Sulpiride is an atypical antipsychotic drug (although some texts have referred to it as a typical antipsychotic) of the benzamide class used mainly in the treatment of psychosis associated with schizophrenia and major depressive disorder, and sometimes used in low dosage to treat anxiety and mild depression. Sulpiride is commonly used in Europe, Russia and Japan. Sulpiride is a selective antagonist at dopamine D2 and D3 receptors. This action dominates in doses exceeding 600 mg daily. In doses of 600 to 1,600 mg sulpiride shows mild sedating and antipsychotic activity. Its antipsychotic potency compared to chlorpromazine is only 0.2 (1/5). In low doses (in particular 50 to 200 mg daily) its prominent feature is antagonism of presynaptic inhibitory dopamine receptors accounting for some antidepressant activity and a stimulating effect. Therefore, it is in these doses used as a second line antidepressant. Racemic and L-sulpiride significantly decreased stimulated serum gastrin concentration, but they did not affect fasting serum gastrin or basal and stimulated gastric acidity. D-sulpiride significantly decreased gastric acid secretion, without affecting serum gastrin levels.

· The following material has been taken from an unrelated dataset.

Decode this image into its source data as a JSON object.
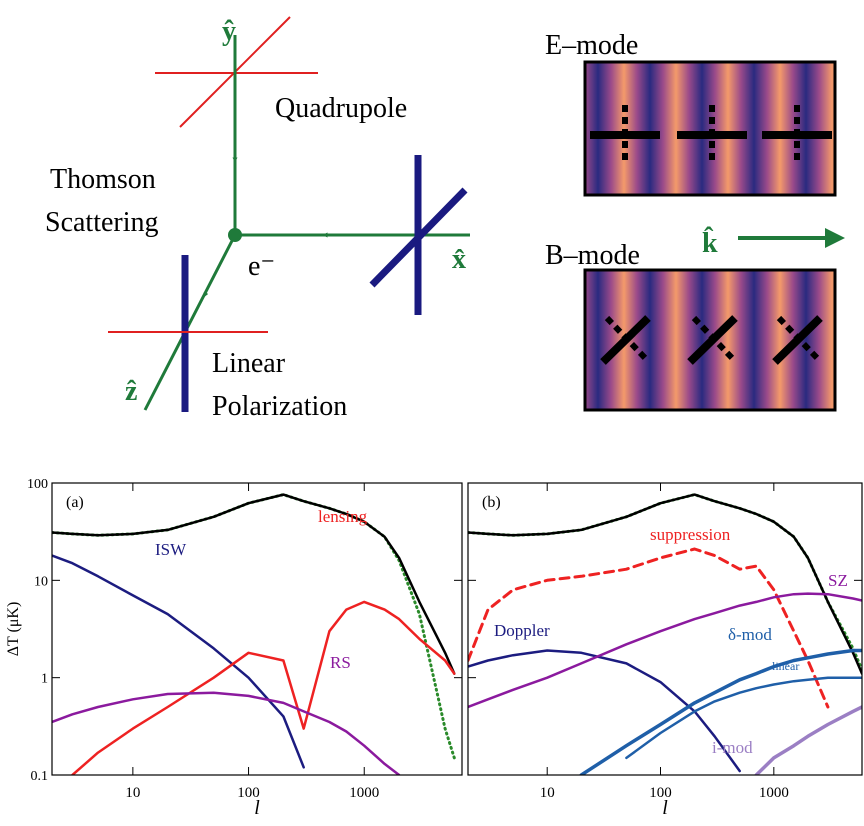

A potent, selective and orally active receptor antagonist of leukotriene D4, verlukast (MK-571), was discovered and developed from a styrylquinoline lead structure based on a hypothetical model of the leukotriene D4 receptor. MK-571 blocks the action of LTD4 in animals and man, and is effective in a number of animal models of antigen-induced bronchoconstriction at plasma concentration at or below 2 ug/mL. MK-571 also blocks antigen-induced asthmatic responses in man. MK-571 is a potent and selective leukotriene D4 (LTD4) antagonist and ABCC multidrug resistance protein 1(MRP1) inhibitor. The cysteinyl leukotrienes (CysLTs), LTC4, LTD4, and LTE4, mediate their actions through two distinct G-protein coupled receptors. LTD4 is the preferred ligand for the CysLT1 receptor, whereas LTC4 and LTD4 bind with approximately equal affinity to the CysLT2 receptor. MK-571 is a selective, orally active CysLT1 receptor antagonist. It blocks the binding of LTD4, but not LTC4, to human and guinea pig lung membranes with Ki values of 0.22 nM and 2.1 nM, respectively. MK-571 effectively blocks LTD4 activation of recombinant human and mouse CysLT1 receptors but is ineffective at blocking LTC4 or LTD4 activation of the recombinant human or murine CysLT2 receptors.